ITS’s operations are conducted by ITS and its wholly-owned subsidiary, Positech Ltd., which specializes in the design and manufacture of high-performance motion control systems for both defense and commercial applications. See Note 5.
In October 2023, a large-scale terrorist attack in southern Israel led to the outbreak of armed conflict between Israel and Hamas. The conflict subsequently expanded to additional regional fronts and contributed to a period of heightened geopolitical and security instability in the region.
During 2024 and 2025, hostilities included military operations in Lebanon and direct confrontations involving Iran. These developments increased regional uncertainty and, at times, resulted in temporary disruptions to the Company’s operations in Israel, including limited interruptions to routine business activities.
In September 2025, a ceasefire agreement was reached between Israel and Hamas, and all remaining living Israeli hostages were released and returned to Israel. While the ceasefire has generally held as of the date of these financial statements, the security situation remains sensitive, and the potential for renewed hostilities or broader regional escalation cannot be ruled out. More recently, on February 28, 2026, hostilities between Israel and Iran escalated again. Israel, together with the United States, conducted a major joint military campaign of air and missile strikes against targets in Iran, which triggered a broad Iranian response and contributed to significant regional instability. The situation remains highly fluid, and management is unable to predict when, or on what terms, this escalation will be resolved. Accordingly, the extent of the continued impact on the Company’s operations and financial results, if any, cannot be reasonably estimated at this time.

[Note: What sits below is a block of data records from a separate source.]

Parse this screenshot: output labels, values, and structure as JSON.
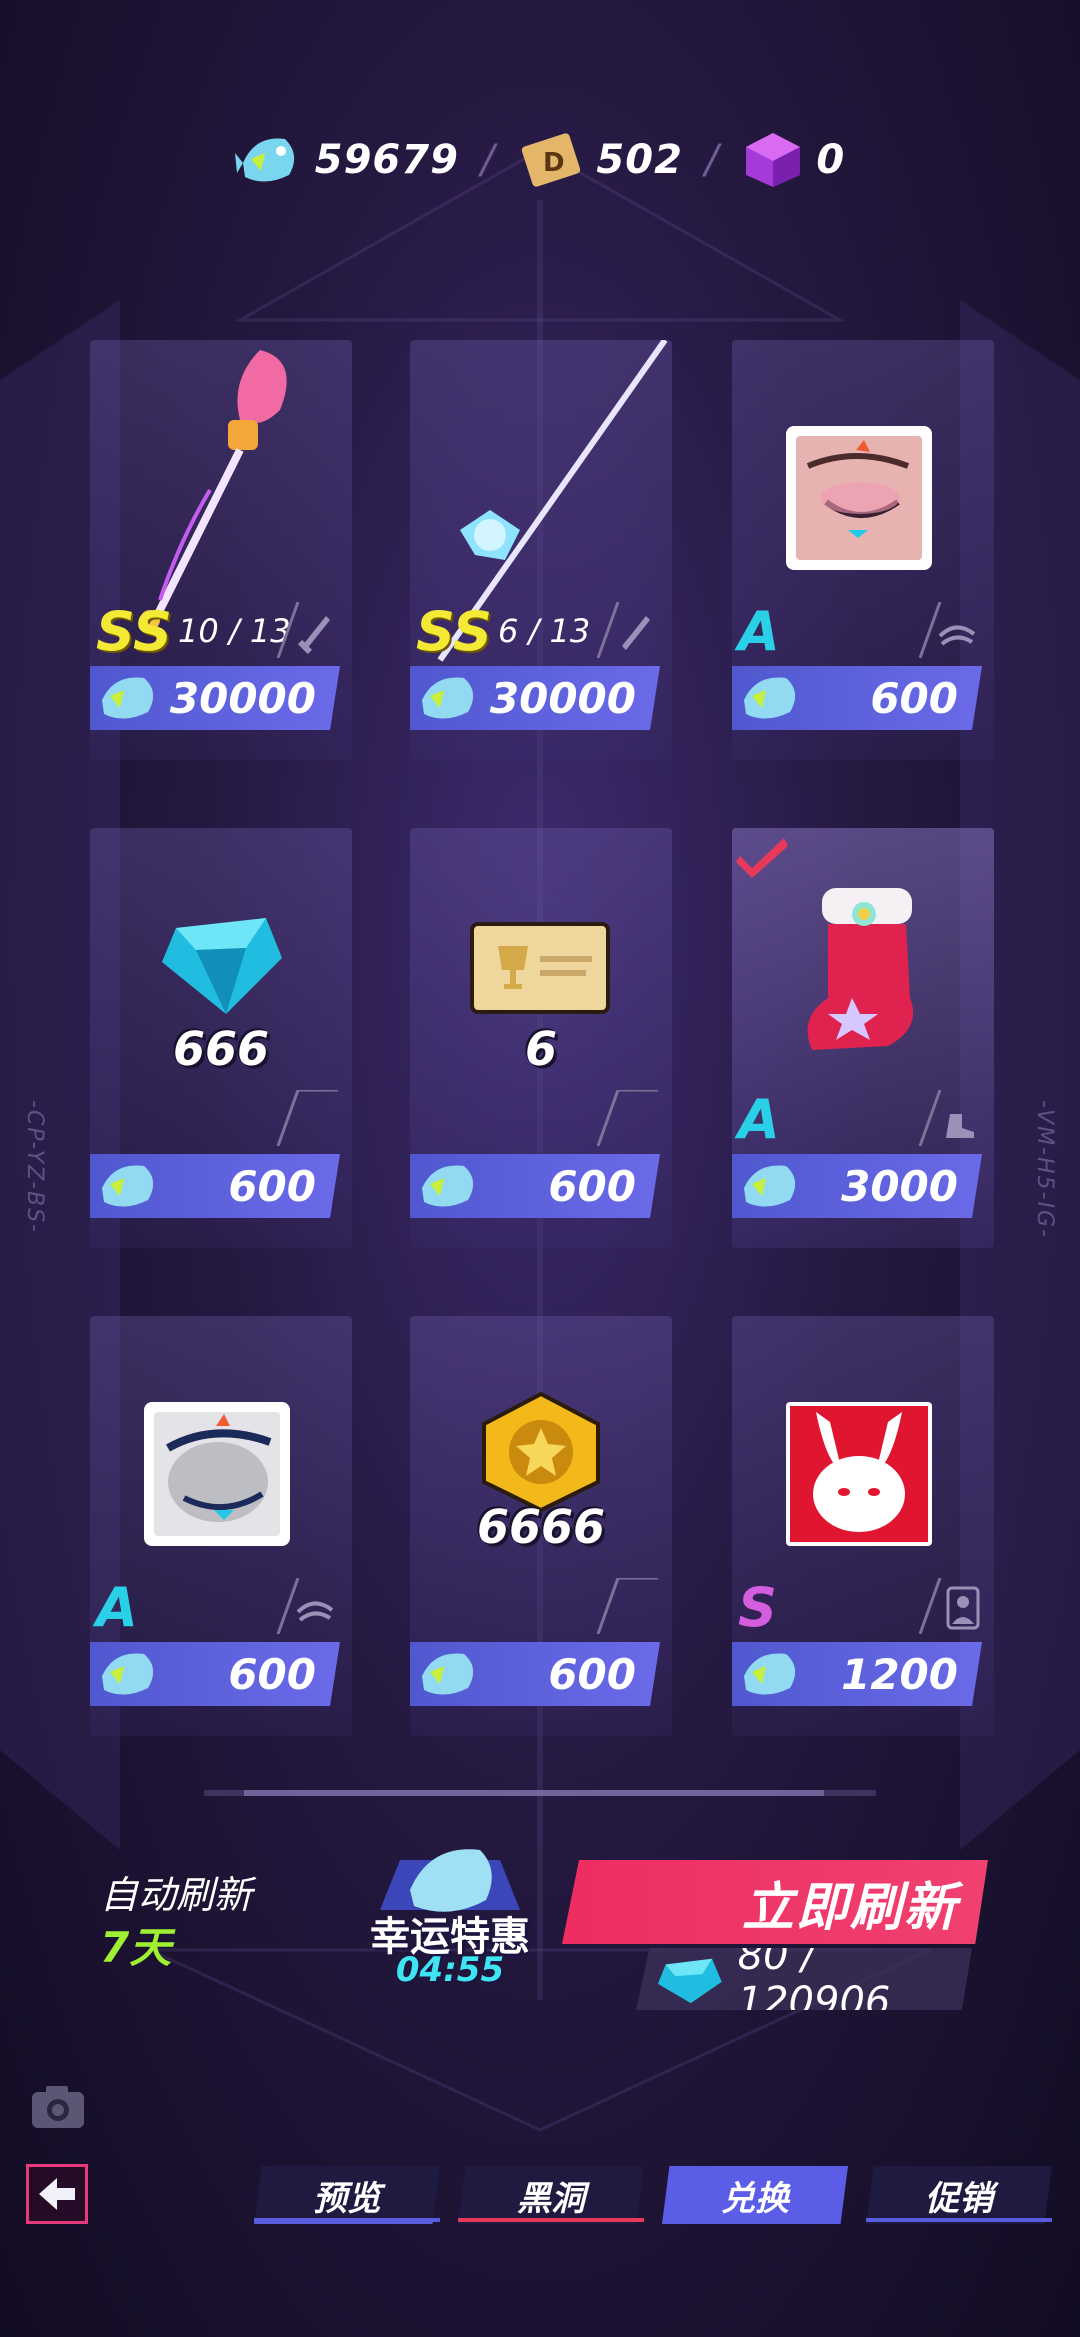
{
  "currencies": [
    {
      "name": "fish-crystal",
      "value": "59679"
    },
    {
      "name": "d-coin",
      "value": "502"
    },
    {
      "name": "purple-cube",
      "value": "0"
    }
  ],
  "side_labels": {
    "left": "-CP-YZ-BS-",
    "right": "-VM-H5-IG-"
  },
  "items": [
    {
      "icon": "pink-wand-weapon-icon",
      "rarity": "SS",
      "count": "10 / 13",
      "type_icon": "sword-icon",
      "price": "30000",
      "qty": ""
    },
    {
      "icon": "ice-spear-weapon-icon",
      "rarity": "SS",
      "count": "6 / 13",
      "type_icon": "sword-icon",
      "price": "30000",
      "qty": ""
    },
    {
      "icon": "closed-eye-face-icon",
      "rarity": "A",
      "count": "",
      "type_icon": "eye-icon",
      "price": "600",
      "qty": ""
    },
    {
      "icon": "blue-diamond-icon",
      "rarity": "",
      "count": "",
      "type_icon": "",
      "price": "600",
      "qty": "666"
    },
    {
      "icon": "event-ticket-icon",
      "rarity": "",
      "count": "",
      "type_icon": "",
      "price": "600",
      "qty": "6"
    },
    {
      "icon": "red-christmas-boot-icon",
      "rarity": "A",
      "count": "",
      "type_icon": "boot-icon",
      "price": "3000",
      "qty": "",
      "selected": true
    },
    {
      "icon": "sleepy-eye-face-icon",
      "rarity": "A",
      "count": "",
      "type_icon": "eye-icon",
      "price": "600",
      "qty": ""
    },
    {
      "icon": "gold-star-coin-icon",
      "rarity": "",
      "count": "",
      "type_icon": "",
      "price": "600",
      "qty": "6666"
    },
    {
      "icon": "bunny-avatar-icon",
      "rarity": "S",
      "count": "",
      "type_icon": "portrait-icon",
      "price": "1200",
      "qty": ""
    }
  ],
  "refresh": {
    "auto_label": "自动刷新",
    "auto_days": "7天",
    "lucky_title": "幸运特惠",
    "lucky_timer": "04:55",
    "button_label": "立即刷新",
    "cost": "80 / 120906"
  },
  "nav": {
    "preview": "预览",
    "blackhole": "黑洞",
    "exchange": "兑换",
    "promo": "促销"
  },
  "colors": {
    "accent_blue": "#5c5de6",
    "refresh_red": "#ee2d62",
    "rarity_ss": "#f4e935",
    "rarity_a": "#29d0e8",
    "rarity_s": "#d45ee0"
  }
}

Given that the majority of the Company’s operations are conducted in Israel, and that all members of the Company’s board of directors and management, as well as most employees, consultants, and service providers, are located in Israel, the Company is directly affected by the economic, political, geopolitical, and military conditions impacting the region. As of March 31, 2026, while ceasefire arrangements with Hamas, Lebanon and Iran were generally in effect and large-scale military operations had subsided, the overall security environment in Israel and the surrounding region remained unstable and unpredictable. Any further escalation or expansion of the conflict could negatively affect both regional and global conditions, and may adversely impact the Company’s business, financial condition, and results of operations.
In April 2026, a ceasefire agreement was reached; however, the ceasefire remains fragile and the overall security situation in Israel and the region continues to be uncertain.

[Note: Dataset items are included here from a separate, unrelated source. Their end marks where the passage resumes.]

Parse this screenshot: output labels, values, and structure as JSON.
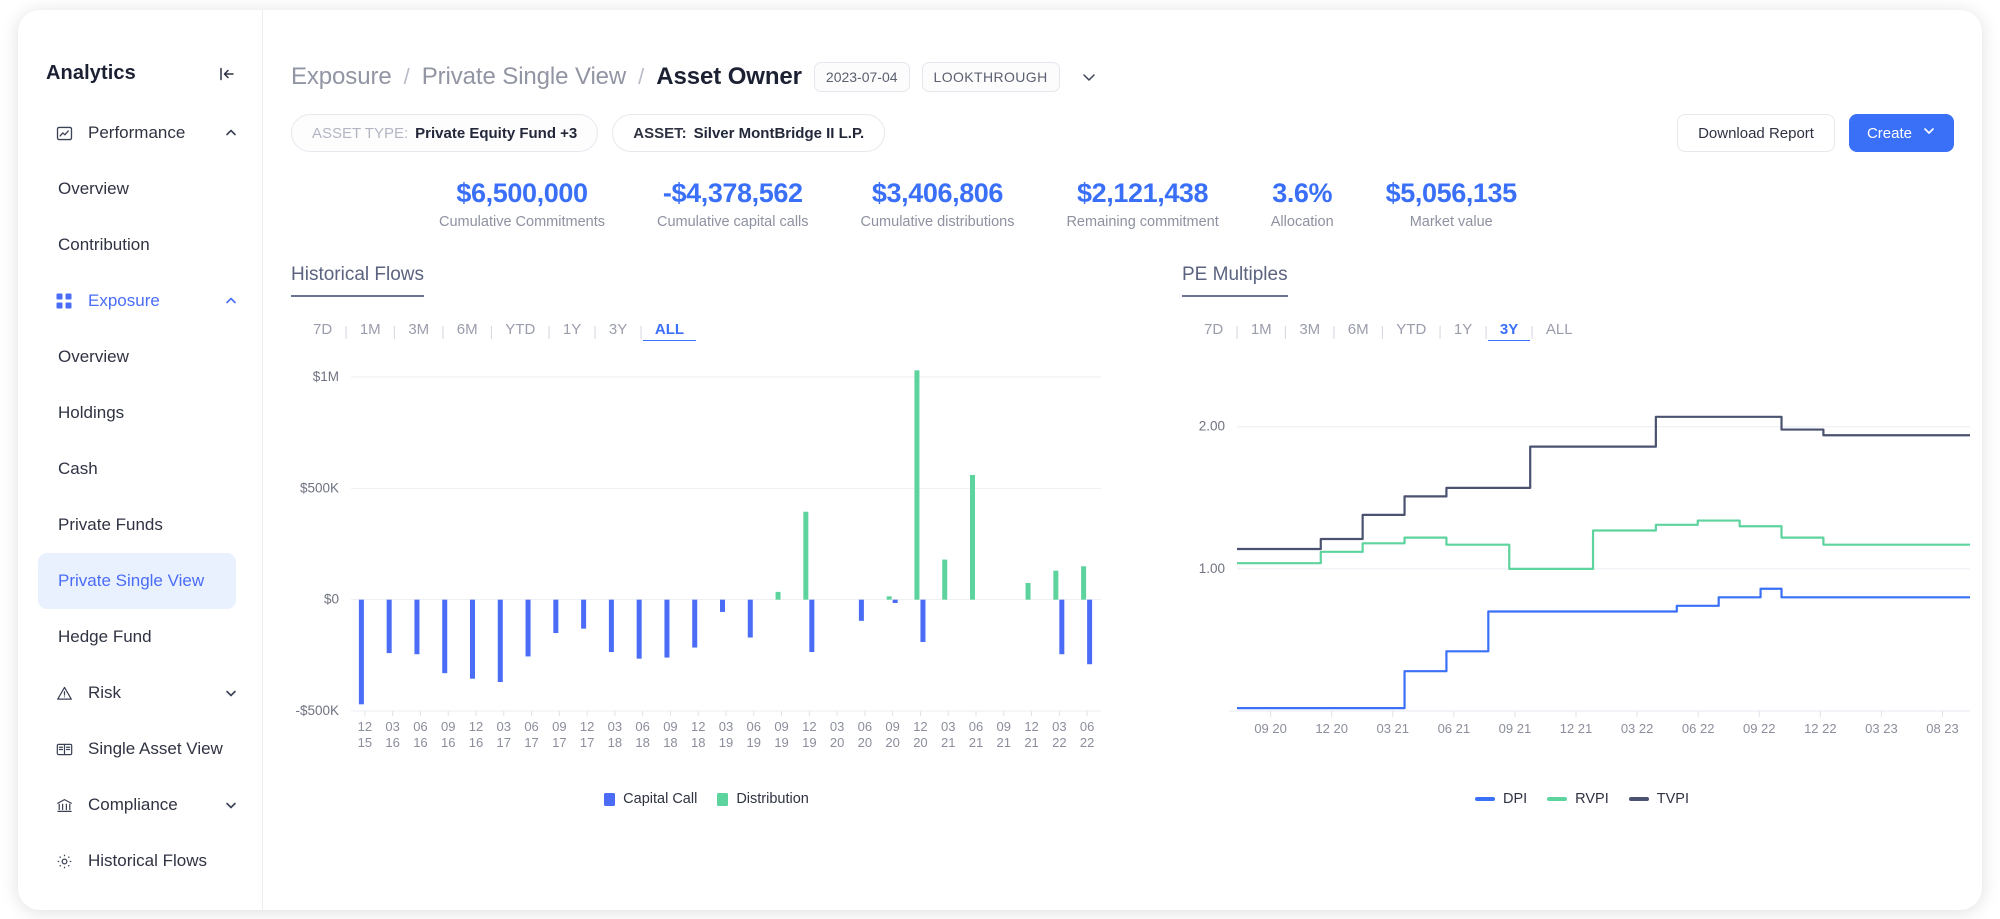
{
  "sidebar": {
    "title": "Analytics",
    "collapse_icon": "collapse-panel-icon",
    "groups": [
      {
        "label": "Performance",
        "icon": "chart-line-icon",
        "chevron": "chevron-up-icon",
        "active": false,
        "items": [
          "Overview",
          "Contribution"
        ]
      },
      {
        "label": "Exposure",
        "icon": "grid-icon",
        "chevron": "chevron-up-icon",
        "active": true,
        "items": [
          "Overview",
          "Holdings",
          "Cash",
          "Private Funds",
          "Private Single View",
          "Hedge Fund"
        ],
        "selected_item": "Private Single View"
      },
      {
        "label": "Risk",
        "icon": "warning-triangle-icon",
        "chevron": "chevron-down-icon",
        "active": false,
        "items": []
      },
      {
        "label": "Single Asset View",
        "icon": "book-open-icon",
        "chevron": "",
        "active": false,
        "items": []
      },
      {
        "label": "Compliance",
        "icon": "bank-icon",
        "chevron": "chevron-down-icon",
        "active": false,
        "items": []
      },
      {
        "label": "Historical Flows",
        "icon": "gear-icon",
        "chevron": "",
        "active": false,
        "items": []
      }
    ]
  },
  "header": {
    "breadcrumb": [
      "Exposure",
      "Private Single View",
      "Asset Owner"
    ],
    "separator": "/",
    "date_pill": "2023-07-04",
    "mode_pill": "LOOKTHROUGH",
    "dropdown_icon": "chevron-down-icon"
  },
  "filters": {
    "asset_type": {
      "key": "ASSET TYPE:",
      "value": "Private Equity Fund +3"
    },
    "asset": {
      "key": "ASSET:",
      "value": "Silver MontBridge II L.P."
    }
  },
  "actions": {
    "download_label": "Download Report",
    "create_label": "Create",
    "create_chevron": "chevron-down-icon"
  },
  "kpis": [
    {
      "value": "$6,500,000",
      "label": "Cumulative Commitments"
    },
    {
      "value": "-$4,378,562",
      "label": "Cumulative capital calls"
    },
    {
      "value": "$3,406,806",
      "label": "Cumulative distributions"
    },
    {
      "value": "$2,121,438",
      "label": "Remaining commitment"
    },
    {
      "value": "3.6%",
      "label": "Allocation"
    },
    {
      "value": "$5,056,135",
      "label": "Market value"
    }
  ],
  "colors": {
    "accent": "#3a6ff7",
    "capital_call": "#4a6cf7",
    "distribution": "#5dd39e",
    "tvpi": "#4a5270",
    "grid": "#eceef3"
  },
  "ranges": [
    "7D",
    "1M",
    "3M",
    "6M",
    "YTD",
    "1Y",
    "3Y",
    "ALL"
  ],
  "chart_data": [
    {
      "id": "historical-flows",
      "type": "bar",
      "title": "Historical Flows",
      "active_range": "ALL",
      "xlabel": "",
      "ylabel": "",
      "ylim": [
        -500000,
        1000000
      ],
      "yticks": [
        1000000,
        500000,
        0,
        -500000
      ],
      "ytick_labels": [
        "$1M",
        "$500K",
        "$0",
        "-$500K"
      ],
      "grid": true,
      "legend_position": "bottom",
      "categories": [
        "12 15",
        "03 16",
        "06 16",
        "09 16",
        "12 16",
        "03 17",
        "06 17",
        "09 17",
        "12 17",
        "03 18",
        "06 18",
        "09 18",
        "12 18",
        "03 19",
        "06 19",
        "09 19",
        "12 19",
        "03 20",
        "06 20",
        "09 20",
        "12 20",
        "03 21",
        "06 21",
        "09 21",
        "12 21",
        "03 22",
        "06 22"
      ],
      "series": [
        {
          "name": "Capital Call",
          "color": "#4a6cf7",
          "values": [
            -470000,
            -240000,
            -245000,
            -330000,
            -355000,
            -370000,
            -255000,
            -150000,
            -130000,
            -235000,
            -265000,
            -260000,
            -215000,
            -55000,
            -170000,
            0,
            -235000,
            0,
            -95000,
            -15000,
            -190000,
            0,
            0,
            0,
            0,
            -245000,
            -290000
          ]
        },
        {
          "name": "Distribution",
          "color": "#5dd39e",
          "values": [
            0,
            0,
            0,
            0,
            0,
            0,
            0,
            0,
            0,
            0,
            0,
            0,
            0,
            0,
            0,
            35000,
            395000,
            0,
            0,
            15000,
            1030000,
            180000,
            560000,
            0,
            75000,
            130000,
            150000
          ]
        }
      ]
    },
    {
      "id": "pe-multiples",
      "type": "line",
      "title": "PE Multiples",
      "active_range": "3Y",
      "xlabel": "",
      "ylabel": "",
      "ylim": [
        0.0,
        2.35
      ],
      "yticks": [
        2.0,
        1.0
      ],
      "ytick_labels": [
        "2.00",
        "1.00"
      ],
      "grid": true,
      "legend_position": "bottom",
      "xticks": [
        "09 20",
        "12 20",
        "03 21",
        "06 21",
        "09 21",
        "12 21",
        "03 22",
        "06 22",
        "09 22",
        "12 22",
        "03 23",
        "08 23"
      ],
      "series": [
        {
          "name": "DPI",
          "color": "#3a6ff7",
          "values": [
            0.02,
            0.02,
            0.02,
            0.02,
            0.02,
            0.02,
            0.02,
            0.02,
            0.28,
            0.28,
            0.42,
            0.42,
            0.7,
            0.7,
            0.7,
            0.7,
            0.7,
            0.7,
            0.7,
            0.7,
            0.7,
            0.74,
            0.74,
            0.8,
            0.8,
            0.86,
            0.8,
            0.8,
            0.8,
            0.8,
            0.8,
            0.8,
            0.8,
            0.8,
            0.8,
            0.8
          ]
        },
        {
          "name": "RVPI",
          "color": "#5dd39e",
          "values": [
            1.04,
            1.04,
            1.04,
            1.04,
            1.12,
            1.12,
            1.18,
            1.18,
            1.22,
            1.22,
            1.17,
            1.17,
            1.17,
            1.0,
            1.0,
            1.0,
            1.0,
            1.27,
            1.27,
            1.27,
            1.31,
            1.31,
            1.34,
            1.34,
            1.3,
            1.3,
            1.22,
            1.22,
            1.17,
            1.17,
            1.17,
            1.17,
            1.17,
            1.17,
            1.17,
            1.17
          ]
        },
        {
          "name": "TVPI",
          "color": "#4a5270",
          "values": [
            1.14,
            1.14,
            1.14,
            1.14,
            1.21,
            1.21,
            1.38,
            1.38,
            1.51,
            1.51,
            1.57,
            1.57,
            1.57,
            1.57,
            1.86,
            1.86,
            1.86,
            1.86,
            1.86,
            1.86,
            2.07,
            2.07,
            2.07,
            2.07,
            2.07,
            2.07,
            1.98,
            1.98,
            1.94,
            1.94,
            1.94,
            1.94,
            1.94,
            1.94,
            1.94,
            1.94
          ]
        }
      ]
    }
  ]
}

These consolidated financial statements have been prepared in accordance with U.S. generally accepted accounting principles (GAAP) assuming the Company will continue as a going concern.
At March 31, 2026, the Company had negative working capital of approximately $69 million (of which $56 million consists of stock purchase warrant liabilities that do not require cash settlement) and stockholders’ equity of $42.5 million; For the three month ended March 31, 2026, the Company reported a net operating loss of $3.8 million and net cash used in operations of $4.9 million. Absent any other action, the Company will require additional liquidity to continue its operations for the next 12 months.

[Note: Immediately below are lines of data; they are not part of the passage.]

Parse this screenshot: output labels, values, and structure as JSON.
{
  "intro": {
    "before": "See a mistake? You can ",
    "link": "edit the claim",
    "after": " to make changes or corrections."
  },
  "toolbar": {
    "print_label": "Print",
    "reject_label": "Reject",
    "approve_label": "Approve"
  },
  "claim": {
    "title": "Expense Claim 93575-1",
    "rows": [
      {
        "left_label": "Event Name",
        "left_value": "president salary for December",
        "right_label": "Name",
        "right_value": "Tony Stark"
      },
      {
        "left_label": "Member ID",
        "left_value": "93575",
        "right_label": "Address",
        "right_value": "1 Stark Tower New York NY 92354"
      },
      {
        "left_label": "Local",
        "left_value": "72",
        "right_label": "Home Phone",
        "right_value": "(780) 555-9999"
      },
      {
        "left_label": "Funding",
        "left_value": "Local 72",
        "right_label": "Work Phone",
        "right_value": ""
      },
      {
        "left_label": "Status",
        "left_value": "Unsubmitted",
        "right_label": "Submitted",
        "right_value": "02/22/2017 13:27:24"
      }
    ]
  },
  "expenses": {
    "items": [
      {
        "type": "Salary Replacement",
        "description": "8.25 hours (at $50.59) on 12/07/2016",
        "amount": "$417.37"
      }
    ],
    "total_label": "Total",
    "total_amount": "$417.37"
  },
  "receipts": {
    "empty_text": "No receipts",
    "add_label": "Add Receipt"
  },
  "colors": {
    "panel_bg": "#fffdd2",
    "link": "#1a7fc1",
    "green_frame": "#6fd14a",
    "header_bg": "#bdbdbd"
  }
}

After evaluating these conditions, management concluded that its plans, when considered in aggregate, alleviate substantial doubt about the Company’s ability to continue as a going concern. Those plans include: (i) the Company’s existing unrestricted cash balance of approximately $7.4 million, sufficient to fund projected operating expenses through the look-forward period; (ii) an active Equity Line of Credit (“ELOC”) with Esousa Holdings, LLC — legally binding, SEC-registered, and shareholder-approved — providing drawdown capacity, which exceeds the Company’s projected annual operating cash needs; (iii) the Company’s majority-owned subsidiaries, including Rimon Ltd. and Nimbus Drones , which are cash-positive and require no capital support from the Company; (iv) management’s ongoing efforts to assist subsidiaries in securing or expanding bank credit facilities; and (v) the option to satisfy certain obligations through issuance of equity in lieu of cash.
In addition, management believes that the completion of the sale by Water IO Ltd., a majority-owned indirect subsidiary of the Company, of Zorro Net Ltd. to BiomX Inc., pursuant to which Water IO received 1,300,000 shares of BiomX common stock and a $1.25 million promissory note due within three months (see note 12 below), may provide additional liquidity and financial flexibility to the Company and its subsidiaries. The sale occurred on April 10, 2026.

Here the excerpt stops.